The man said he would release Anne and the child if she forgave his treachery and promised to never tell of it. Anne said she struggled to forgive the polite man his betrayal, to promise silence, but she could not.

It was only upon the death of the child from food poisoning that Anne was freed by the polite man, taken by him back across Rwanda to the camp of first meeting.

Anne told Dan that she knew not what to do except to return to America, to the empty house on Elm, in forlorn search for the heritage of her lost family. She found nothing there, she recognized nothing of the love-giving home. She could not see, she said, she was blind and without feeling. The James's house of dreams, their life-affirming neighborhood and global-rescue landscape, were located in a far distant land, pale scenes of a humane world once faithfully believed and now barely remembered.

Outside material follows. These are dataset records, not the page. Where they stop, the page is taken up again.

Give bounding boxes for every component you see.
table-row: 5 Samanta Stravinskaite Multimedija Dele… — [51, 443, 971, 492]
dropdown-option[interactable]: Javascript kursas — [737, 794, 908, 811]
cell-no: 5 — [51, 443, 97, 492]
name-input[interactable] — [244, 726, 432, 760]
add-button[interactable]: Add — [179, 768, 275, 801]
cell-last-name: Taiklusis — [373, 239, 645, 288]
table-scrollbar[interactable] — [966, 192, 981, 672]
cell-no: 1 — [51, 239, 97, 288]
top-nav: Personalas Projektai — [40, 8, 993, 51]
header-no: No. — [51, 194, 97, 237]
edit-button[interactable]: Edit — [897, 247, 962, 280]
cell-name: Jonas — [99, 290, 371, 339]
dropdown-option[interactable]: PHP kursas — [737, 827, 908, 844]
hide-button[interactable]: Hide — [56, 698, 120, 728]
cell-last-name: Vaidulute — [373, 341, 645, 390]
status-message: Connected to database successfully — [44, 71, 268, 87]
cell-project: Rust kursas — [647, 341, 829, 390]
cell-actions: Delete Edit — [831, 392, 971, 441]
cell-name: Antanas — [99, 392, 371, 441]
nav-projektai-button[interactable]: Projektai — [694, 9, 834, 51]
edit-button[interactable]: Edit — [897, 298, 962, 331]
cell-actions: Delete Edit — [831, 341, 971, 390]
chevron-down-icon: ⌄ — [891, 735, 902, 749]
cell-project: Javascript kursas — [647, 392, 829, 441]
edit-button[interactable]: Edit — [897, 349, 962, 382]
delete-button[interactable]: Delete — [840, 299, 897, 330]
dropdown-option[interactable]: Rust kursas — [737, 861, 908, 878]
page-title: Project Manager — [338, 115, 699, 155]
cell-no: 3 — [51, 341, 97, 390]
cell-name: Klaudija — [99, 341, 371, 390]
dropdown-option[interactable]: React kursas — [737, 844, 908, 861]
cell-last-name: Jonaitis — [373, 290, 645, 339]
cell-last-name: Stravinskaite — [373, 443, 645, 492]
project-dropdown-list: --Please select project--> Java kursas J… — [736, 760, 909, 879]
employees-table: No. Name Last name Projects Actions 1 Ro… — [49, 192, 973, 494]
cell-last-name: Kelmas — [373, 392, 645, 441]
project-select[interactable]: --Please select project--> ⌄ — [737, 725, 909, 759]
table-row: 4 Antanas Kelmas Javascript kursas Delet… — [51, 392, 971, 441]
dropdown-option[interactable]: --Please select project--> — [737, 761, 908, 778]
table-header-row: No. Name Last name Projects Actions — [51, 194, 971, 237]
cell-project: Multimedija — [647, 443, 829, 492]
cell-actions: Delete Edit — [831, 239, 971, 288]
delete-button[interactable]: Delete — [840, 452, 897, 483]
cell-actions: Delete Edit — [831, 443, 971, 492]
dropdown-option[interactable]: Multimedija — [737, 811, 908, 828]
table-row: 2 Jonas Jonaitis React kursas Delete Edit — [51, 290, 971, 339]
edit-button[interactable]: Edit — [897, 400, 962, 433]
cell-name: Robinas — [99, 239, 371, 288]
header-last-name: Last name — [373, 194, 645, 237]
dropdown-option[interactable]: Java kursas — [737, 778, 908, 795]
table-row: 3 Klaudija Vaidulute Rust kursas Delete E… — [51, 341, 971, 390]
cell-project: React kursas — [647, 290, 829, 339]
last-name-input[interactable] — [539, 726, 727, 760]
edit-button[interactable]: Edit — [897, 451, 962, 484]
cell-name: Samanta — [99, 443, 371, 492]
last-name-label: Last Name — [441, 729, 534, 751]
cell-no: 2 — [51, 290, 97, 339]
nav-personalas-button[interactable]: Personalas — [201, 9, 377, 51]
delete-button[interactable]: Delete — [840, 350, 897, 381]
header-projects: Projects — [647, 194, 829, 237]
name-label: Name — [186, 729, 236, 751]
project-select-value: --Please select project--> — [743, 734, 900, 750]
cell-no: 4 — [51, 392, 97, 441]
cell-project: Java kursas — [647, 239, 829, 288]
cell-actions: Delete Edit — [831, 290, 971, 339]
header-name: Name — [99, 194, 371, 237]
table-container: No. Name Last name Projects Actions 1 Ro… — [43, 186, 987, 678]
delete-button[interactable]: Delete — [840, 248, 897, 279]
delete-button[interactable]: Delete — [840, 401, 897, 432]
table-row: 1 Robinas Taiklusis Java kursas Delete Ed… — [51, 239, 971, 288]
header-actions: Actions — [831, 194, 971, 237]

That the hellish environment in which she now suffered beyond earthly pain was the blood-smeared slaughter house of Rwanda, the unspeakable vision to which she cannot close her forever staring eyes, her forever unblinkable lids.

Dan concluded: I drove Anne to the Elm Street house, where, once she entered, she became absolutely silent, marched rigidly from bedroom to bedroom, stared vacantly at the once-loved embellishments of loved ones. She did not speak to me again. I think she will never speak again. She huddles there now moaning the safe-song.